Tutto il film si dipana intorno al rapporto tra questi due uomini, la distanza tra loro e la possibilità e speranza che questa distanza possa colmarsi. La forza del messaggio spoglia immediatamente il film di ogni suo contesto e tiene in primo piano quel fluido che passa talvolta tra due persone e che permette ad ognuno di noi di essere influenzato dalla bellezza e dalla potenza dell’altro. Storia di un uomo che dona prima di tutto se stesso, senza perdere nulla, in favore di chi ha perso qualcosa. Un percorso non facile che mette in crisi quegli assetti interni che ognuno di noi stupidamente protegge, pur sapendo quanto ci possano essere di ostacolo e che richiede la potenza dell’altro per ricreare nuove alleanze che ci traghettino verso un’immagine più nuova, più valida.

Questo film è prima di tutto il racconto di un percorso possibile di rapporto verso una bellezza maggiore. Un film necessario come il pane in questo momento per spostare l’asse da ciò che succede a ciò che è importante.


 

Il discorso del Re – Trailer ufficiale:

 

8 Risposte

  1. Antonio

    Grazie Paola! Questo tuo commento è commovente. Non ho visto il film, ma sento che è una delle prime cose che dovrei fare nei prossimi giorni.
    Non voglio rovinare con mie parole il tuo post, ma una tua frase ci tengo a sottolineare:”spostare l’asse da ciò che succede a ciò che è importante”.
    Poche parole per ricordarci della pochezza della cronaca rispetto a movimenti ben più importanti, che sono sì quelli della storia, ma soprattutto quelli dei rapporti profondi tra le persone. Se solo ce lo ricordassimo più spesso….ciò che succede e ciò che è importante…. Grazie Paola.

    Rispondi
  2. Antonio

    ….L’ho visto 🙂 un film al di là delle aspettative e di ogni classificazione.

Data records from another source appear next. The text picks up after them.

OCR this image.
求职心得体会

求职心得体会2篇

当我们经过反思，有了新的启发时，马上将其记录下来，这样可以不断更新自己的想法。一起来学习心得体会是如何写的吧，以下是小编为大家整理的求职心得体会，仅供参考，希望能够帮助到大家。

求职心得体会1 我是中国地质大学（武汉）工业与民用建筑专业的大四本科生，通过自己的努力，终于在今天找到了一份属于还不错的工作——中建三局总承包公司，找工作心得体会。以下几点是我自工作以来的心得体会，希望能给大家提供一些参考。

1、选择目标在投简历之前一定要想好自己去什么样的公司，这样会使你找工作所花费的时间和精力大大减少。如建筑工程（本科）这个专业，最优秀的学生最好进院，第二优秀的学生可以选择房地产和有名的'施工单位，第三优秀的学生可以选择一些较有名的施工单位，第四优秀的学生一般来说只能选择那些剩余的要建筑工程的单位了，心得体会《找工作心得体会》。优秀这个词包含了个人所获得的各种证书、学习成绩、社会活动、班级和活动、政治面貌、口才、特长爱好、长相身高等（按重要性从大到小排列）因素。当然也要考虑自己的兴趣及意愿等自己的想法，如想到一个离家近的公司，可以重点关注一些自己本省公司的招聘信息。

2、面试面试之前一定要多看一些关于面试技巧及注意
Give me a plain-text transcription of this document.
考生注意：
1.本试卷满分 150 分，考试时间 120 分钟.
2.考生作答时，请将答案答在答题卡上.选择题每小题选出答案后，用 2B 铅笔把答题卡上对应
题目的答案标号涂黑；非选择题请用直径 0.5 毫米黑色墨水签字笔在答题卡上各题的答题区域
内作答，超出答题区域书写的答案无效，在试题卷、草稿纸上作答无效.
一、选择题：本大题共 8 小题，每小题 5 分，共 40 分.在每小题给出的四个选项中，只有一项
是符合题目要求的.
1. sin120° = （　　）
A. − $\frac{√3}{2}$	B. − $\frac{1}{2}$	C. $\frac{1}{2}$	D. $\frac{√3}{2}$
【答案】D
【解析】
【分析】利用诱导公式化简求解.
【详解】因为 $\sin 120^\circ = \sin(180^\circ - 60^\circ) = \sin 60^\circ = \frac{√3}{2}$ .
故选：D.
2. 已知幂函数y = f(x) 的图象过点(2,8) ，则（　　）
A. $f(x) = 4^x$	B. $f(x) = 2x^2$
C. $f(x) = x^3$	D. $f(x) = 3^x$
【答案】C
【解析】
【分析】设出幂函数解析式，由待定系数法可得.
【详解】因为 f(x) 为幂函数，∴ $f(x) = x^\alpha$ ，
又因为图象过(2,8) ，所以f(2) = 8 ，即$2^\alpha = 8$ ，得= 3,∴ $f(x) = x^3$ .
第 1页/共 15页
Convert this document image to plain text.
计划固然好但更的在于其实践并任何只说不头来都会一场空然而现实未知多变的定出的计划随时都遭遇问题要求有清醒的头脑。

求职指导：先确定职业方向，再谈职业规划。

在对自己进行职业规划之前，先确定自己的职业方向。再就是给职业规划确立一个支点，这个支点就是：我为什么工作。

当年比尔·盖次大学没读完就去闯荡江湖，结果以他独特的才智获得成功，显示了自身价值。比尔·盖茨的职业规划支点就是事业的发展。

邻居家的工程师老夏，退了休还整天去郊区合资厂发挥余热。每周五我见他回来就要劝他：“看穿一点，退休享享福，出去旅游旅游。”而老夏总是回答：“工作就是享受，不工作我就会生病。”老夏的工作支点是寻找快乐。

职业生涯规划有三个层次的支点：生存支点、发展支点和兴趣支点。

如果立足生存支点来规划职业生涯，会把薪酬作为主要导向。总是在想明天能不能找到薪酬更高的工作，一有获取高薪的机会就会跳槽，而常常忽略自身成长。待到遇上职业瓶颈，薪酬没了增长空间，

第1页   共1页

Un film che racconta della potenza della relazione interumana, del superamento dei ruoli e delle identità sociali, un film sulla potenza dell’ “esserci”, e sul coraggio dello “starci”, accettando il rischio di un rapporto non perfettamente codificato dalla norma sociale.
    Un film sulla resistenza alla cura (quante volte il futuro re rinuncia ad andare avanti, pur con la consapevolezza che sta facendo passi in avanti…)
    Ma forse, soprattutto, un film sulla certezza di sè, raccontata splendidamente dalla figura del logopedista, che senza un titolo ufficiale, ma con studio ed esperienza, dice di una certezza di sè, dei suoi metodi, dei risultati.
    Ed è la storia di un rapporto, che nato come rapporto di cura della parola, diventa poi amicizia.
    La storia di un rapporto e di “affetti” profondi, non edulcorati dal “senso comune”.
    Grazie, per avermi spinto a vederlo in fretta. 🙂

    Rispondi
  3. Antonio

    E’ ora di pranzo, leggo le news sul web, e riprendo le ultime due righe del tuo articolo. Ciò che dici mi sembra fondamentale in questo momento: “Un film necessario come il pane in questo momento per spostare l’asse da ciò che succede a ciò che è importante”.
    Spostare questo asse e andare alla ricerca di ciò che è importante assume ora una doppia rilevanza: è prima di tutto un atto per la difesa della propria salute mentale, ed è poi anche un atto politico di rifiuto dell’ ”ovvio” e dello scontato che ci viene propinato, e di “resistenza” pura.
    …ciò che è importante…..

    Rispondi
    • Paola Cinti

      La realtà è indubbiamente troppo “difficile” da digerire ora e l’unica speranza rimane nell’uomo e in tutte le sua infinite possibilità… c’è un prima e un dopo.

      Rispondi
  4. Francesco Fedele

    Grazie Paola,
    la tua sollecitazione mi ha spinto ad accelerare la visione del film.
    Meraviglioso, con una serie di spunti sociali e personali che meriterebbero un approfondimento scena per scena. Ho amato questo film per l’ottimismo del logopedista, la determinazione non invasiva ed accogliente della moglie, per la tenerezza del re, per il senso di possibilità di cui era permeato, per la leggerezza con cui tutto è stato sviluppato. E’ una lezione di crescita reciproca ed un esempio di come se ti occupi della persona il ruolo può diventare un contorno, e le cose sono più vere.
    Concordo su quanto la sua visione può essere importante per spostare l’asse da ciò che succede a ciò che è importante. Grazie.

    Rispondi
    • Paola Cinti

      Grazie a te per esserti fermato qui a dirmelo 🙂
      Abbiamo sempre più bisogno di nutrire quella parte di noi stessi che non deve per forza fare qualcosa, ma ha bisogno di stimoli per pensare meglio e soprattutto più piacevolmente. In questo senso questo film è uno splendido “regalo”.

      Rispondi
      • Antonio

        La tua risposta a Francesco è stata l’ultima cosa che ho letto prima di dormire ieri sera. Al risveglio stamani ho pensato che hai scritto 4 righe totalmente e profondamente rivoluzionarie(“…nutrire quella parte di noi stessi che non deve per forza fare qualcosa, ma ha bisogno di stimoli per pensare meglio e soprattutto più piacevolmente”) rispetto a quanto è non solo “senso comune” ma addirittura programma “politico”: il “fare”. E’ una proposizione sfidante, rivoluzionaria, impegnativa, per ciascuno di noi, in ogni momento, fermarsi per non fare ma per meglio pensare. Iniziamo una settimana di riflessioni impegnative. Grazie.